Изменить размер шрифта - +
«Теперь в Пятигорске хорошо, там Верзилины… Поедем в Пятигорск». Это, утверждают, слова Лермонтова, обращенные к Столыпину. Магденко поддерживает в этом поэта из самых лучших побуждений: «в Пятигорске жизнь поудобней, чем в отряде».

Что-то надо решать.

Столыпин полагает, что надо ехать в Шуру, ибо есть подорожная, есть и инструкция к ней. Как же ехать в Пятигорск? Но он не очень тверд в своем убеждении.

И тут Лермонтов, говорят, предпринял ход, вполне достойный его неукротимого нрава и автора «Фаталиста».

 

Почти все стихи, написанные Лермонтовым в 1841 году, были занесены в записную книжку Одоевского. (Если припомните, ее подарили поэту с «возвратом».) Многие стихи были сочинены в дороге и отосланы в Петербург. А самые последние писались в Пятигорске, в низеньком, простеньком домике. Говорят, под окном у него росли вишни, и стоило только протянуть руку, чтобы сорвать свежую ягоду. Все, что было написано в эту пору, есть вершина лермонтовской поэзии. Он создавал только шедевры, и конца этим шедеврам, казалось, нет и не будет.

В Петербурге, перед самым отъездом, или в дороге на юг, или в Пятигорске были писаны его знаменитые стихи «Прощай, немытая Россия…». Они слишком сильны, они слишком выразительны, чтобы как-то передавать их «твоими словами», и слишком лаконичны, чтобы как-то анализировать их. Они говорят сами за себя и беспощадны, словно пули. Их знают с детства. И все-таки их следует полностью привести в этом месте, ибо в восьми строках – весь Лермонтов, что называется, с головы до ног. В них – и решимость, и горечь, и ненависть ко всему, что душит живое.

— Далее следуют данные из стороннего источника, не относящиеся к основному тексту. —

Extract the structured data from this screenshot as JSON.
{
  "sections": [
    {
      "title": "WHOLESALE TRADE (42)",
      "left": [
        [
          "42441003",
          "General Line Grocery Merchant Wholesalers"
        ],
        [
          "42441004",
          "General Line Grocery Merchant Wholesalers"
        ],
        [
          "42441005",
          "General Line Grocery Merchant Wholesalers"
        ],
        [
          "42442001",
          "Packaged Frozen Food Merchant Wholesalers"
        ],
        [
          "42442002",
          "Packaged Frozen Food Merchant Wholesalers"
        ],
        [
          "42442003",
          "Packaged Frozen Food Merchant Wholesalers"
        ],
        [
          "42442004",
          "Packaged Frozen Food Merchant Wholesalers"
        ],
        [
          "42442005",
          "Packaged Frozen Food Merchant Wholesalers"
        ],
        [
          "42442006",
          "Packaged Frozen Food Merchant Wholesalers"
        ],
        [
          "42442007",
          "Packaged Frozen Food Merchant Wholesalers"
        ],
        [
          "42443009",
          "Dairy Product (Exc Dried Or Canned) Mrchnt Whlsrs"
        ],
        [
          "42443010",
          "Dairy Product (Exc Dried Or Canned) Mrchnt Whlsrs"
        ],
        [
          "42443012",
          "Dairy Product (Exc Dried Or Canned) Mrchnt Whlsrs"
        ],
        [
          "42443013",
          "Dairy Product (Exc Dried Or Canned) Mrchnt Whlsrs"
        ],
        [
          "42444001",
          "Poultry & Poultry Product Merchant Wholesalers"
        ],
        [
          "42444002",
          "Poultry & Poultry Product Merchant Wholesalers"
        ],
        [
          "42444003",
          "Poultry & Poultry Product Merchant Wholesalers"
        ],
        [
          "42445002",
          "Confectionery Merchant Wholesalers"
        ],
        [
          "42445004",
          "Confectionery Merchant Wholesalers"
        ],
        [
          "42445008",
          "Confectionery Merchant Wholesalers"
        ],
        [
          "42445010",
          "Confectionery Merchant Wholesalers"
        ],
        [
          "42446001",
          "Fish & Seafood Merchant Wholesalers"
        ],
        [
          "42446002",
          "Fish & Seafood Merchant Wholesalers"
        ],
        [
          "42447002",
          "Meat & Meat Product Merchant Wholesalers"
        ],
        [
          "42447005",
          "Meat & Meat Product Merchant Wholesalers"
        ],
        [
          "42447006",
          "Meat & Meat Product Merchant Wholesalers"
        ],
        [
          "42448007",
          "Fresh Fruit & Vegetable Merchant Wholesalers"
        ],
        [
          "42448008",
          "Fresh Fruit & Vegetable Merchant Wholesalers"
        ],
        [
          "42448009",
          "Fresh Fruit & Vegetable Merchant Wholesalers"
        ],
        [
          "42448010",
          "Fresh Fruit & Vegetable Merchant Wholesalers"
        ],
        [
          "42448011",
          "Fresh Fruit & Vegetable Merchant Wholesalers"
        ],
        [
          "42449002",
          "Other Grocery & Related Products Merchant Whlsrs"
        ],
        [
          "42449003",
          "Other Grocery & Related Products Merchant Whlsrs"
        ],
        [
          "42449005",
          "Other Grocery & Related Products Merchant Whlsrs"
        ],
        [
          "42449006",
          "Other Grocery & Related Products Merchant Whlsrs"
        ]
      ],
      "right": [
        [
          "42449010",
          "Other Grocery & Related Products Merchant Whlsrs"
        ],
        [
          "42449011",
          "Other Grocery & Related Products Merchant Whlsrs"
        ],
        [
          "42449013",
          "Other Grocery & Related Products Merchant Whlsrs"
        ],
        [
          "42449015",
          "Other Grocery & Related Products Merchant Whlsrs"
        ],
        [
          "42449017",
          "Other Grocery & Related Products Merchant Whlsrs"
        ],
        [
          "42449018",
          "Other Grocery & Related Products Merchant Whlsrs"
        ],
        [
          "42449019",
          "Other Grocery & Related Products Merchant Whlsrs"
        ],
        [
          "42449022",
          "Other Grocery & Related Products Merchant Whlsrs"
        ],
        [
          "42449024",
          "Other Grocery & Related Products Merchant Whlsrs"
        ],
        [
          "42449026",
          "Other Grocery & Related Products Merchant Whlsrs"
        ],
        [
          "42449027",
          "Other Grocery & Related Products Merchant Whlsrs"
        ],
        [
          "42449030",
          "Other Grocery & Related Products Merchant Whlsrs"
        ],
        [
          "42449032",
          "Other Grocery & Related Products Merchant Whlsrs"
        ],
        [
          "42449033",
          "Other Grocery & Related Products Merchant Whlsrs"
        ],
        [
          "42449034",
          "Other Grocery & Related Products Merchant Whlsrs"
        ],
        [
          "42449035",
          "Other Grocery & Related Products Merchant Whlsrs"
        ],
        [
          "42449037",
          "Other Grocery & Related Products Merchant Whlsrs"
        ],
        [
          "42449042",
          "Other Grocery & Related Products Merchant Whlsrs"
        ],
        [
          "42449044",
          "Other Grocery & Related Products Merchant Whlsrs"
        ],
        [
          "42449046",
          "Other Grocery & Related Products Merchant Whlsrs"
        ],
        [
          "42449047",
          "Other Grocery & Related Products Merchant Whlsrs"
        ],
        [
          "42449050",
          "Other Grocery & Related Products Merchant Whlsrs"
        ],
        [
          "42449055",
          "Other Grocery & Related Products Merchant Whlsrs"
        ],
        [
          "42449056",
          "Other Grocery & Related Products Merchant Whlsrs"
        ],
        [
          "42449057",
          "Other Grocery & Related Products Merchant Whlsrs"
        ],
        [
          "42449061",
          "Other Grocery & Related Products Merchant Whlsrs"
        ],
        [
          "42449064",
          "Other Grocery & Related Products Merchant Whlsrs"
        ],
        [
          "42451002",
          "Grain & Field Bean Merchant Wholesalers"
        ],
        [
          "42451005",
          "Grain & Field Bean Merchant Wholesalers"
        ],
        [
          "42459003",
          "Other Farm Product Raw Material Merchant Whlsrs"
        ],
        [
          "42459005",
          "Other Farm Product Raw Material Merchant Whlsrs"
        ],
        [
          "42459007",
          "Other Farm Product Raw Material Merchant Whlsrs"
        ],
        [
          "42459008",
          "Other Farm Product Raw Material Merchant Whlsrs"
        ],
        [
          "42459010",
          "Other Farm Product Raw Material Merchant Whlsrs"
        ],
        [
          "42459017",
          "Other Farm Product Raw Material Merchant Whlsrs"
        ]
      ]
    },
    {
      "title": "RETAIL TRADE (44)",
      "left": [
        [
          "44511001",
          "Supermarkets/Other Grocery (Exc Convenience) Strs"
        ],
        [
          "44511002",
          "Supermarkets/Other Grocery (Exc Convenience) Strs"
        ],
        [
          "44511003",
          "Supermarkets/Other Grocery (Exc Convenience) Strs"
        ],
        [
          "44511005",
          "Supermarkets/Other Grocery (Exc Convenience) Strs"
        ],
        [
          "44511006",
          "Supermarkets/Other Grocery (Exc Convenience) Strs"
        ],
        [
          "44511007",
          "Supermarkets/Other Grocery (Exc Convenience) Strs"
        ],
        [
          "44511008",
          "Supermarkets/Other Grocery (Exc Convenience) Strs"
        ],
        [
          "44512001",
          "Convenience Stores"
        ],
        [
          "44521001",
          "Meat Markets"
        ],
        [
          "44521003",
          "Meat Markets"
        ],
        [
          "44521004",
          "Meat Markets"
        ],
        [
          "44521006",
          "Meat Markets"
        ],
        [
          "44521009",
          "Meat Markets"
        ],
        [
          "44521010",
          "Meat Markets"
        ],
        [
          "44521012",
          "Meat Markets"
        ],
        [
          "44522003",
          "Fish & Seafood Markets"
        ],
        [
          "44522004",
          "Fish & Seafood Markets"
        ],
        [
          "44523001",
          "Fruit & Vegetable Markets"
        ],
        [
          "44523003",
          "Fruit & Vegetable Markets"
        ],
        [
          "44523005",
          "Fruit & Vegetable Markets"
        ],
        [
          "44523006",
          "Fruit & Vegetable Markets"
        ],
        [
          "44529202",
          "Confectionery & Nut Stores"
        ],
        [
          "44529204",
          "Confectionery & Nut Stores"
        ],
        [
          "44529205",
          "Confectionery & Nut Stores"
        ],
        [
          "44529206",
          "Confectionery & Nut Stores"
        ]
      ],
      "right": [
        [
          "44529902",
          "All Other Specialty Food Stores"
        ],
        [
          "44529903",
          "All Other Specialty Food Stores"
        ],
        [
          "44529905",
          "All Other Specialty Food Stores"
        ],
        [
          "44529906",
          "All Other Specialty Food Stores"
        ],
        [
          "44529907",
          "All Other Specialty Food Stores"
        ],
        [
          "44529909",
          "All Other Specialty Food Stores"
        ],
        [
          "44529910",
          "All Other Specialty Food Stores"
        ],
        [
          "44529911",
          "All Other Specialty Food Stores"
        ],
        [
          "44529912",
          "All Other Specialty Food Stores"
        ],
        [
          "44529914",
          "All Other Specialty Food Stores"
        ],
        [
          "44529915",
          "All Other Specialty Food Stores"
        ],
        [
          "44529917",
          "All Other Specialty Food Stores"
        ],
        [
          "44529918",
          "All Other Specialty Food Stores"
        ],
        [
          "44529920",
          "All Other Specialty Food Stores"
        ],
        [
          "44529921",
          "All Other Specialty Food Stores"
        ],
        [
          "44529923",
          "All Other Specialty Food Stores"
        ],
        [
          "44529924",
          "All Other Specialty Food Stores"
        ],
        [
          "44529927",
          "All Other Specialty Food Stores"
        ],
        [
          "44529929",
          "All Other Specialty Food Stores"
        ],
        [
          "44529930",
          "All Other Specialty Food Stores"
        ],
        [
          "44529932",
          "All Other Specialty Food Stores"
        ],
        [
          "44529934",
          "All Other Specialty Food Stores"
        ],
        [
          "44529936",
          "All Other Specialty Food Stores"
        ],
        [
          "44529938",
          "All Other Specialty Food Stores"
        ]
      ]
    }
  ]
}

«Прощай, немытая Россия, страна рабов, страна господ, и вы, мундиры голубые, и ты, послушный им народ. Быть может, за хребтом Кавказа укроюсь от твоих пашей, от их всевидящего глаза, от их всеслышащих ушей».

Это и есть голос Михаила Лермонтова, беспрерывно звенящий вот уже свыше ста лет.

 

Вошел будто бы Лермонтов в комнату и произнес повелительным тоном: «Столыпин, едем в Пятигорск!» Однако Лермонтов никогда не написал бы «Фаталиста», если бы брал только упрямством. Он, говорили, достал монету и подбросил ее. Условия необычайно просты: орел – в Шуру, решетка – в Пятигорск! Все предельно «ясно». Жизнь доверяется случаю, случайности. Можно бы и присовокупить: слепому случаю. И больше – никаких рассуждений. Петр Магденко едва ли что-нибудь сочиняет: все, вероятно, так и было.

Но мне кажется, что при такой крутой перемене маршрута надо чувствовать за собою, как говорится, еще и спину. Надо полагать, что Лермонтов вполне рассчитывал на благосклонность самого генерала Граббе и других высокопоставленных офицеров в штабе и в самом отряде.

Как это всегда бывает с неординарными людьми, «провидение» определило наиболее опасный путь.

И Лермонтов со Столыпиным поехали в одной коляске с Петром Магденко. Поехали, разумеется, в Пятигорск.

 

«Ловушки, ямы на моем пути. Их бог расставил и велел идти. И все предвидел. И меня оставил. И судит тот, кто не хотел спасти».

Это сказал Омар Хайям. Много веков тому назад.

Дорога в Пятигорск казалась спокойной. Без ям особенных. И без ловушек. Было жарко. Было весело в коляске. И к вечеру показались первые городские дома. Приземистые. Под стать маленькому Пятигорску.

 

Мартынов гулял по Пятигорску с мрачным видом обиженного судьбой кавказца: в черкеске, с огромным кинжалом на серебряном поясе и огромными усами. В огромной папахе мерлушковой.

Костенецкий вспоминает: «…Он все мечтал о чинах и орденах и думал не иначе, как дослужиться на Кавказе до генеральского чина». А что же вышло? «Вместо генеральского чина он был уже в отставке майором, не имел никакого ордена… Отрастил огромные бакенбарды… вечно мрачный и молчаливый!»

Знавшие Пятигорск той поры рассказывают: «Зато и слава была у Пятигорска.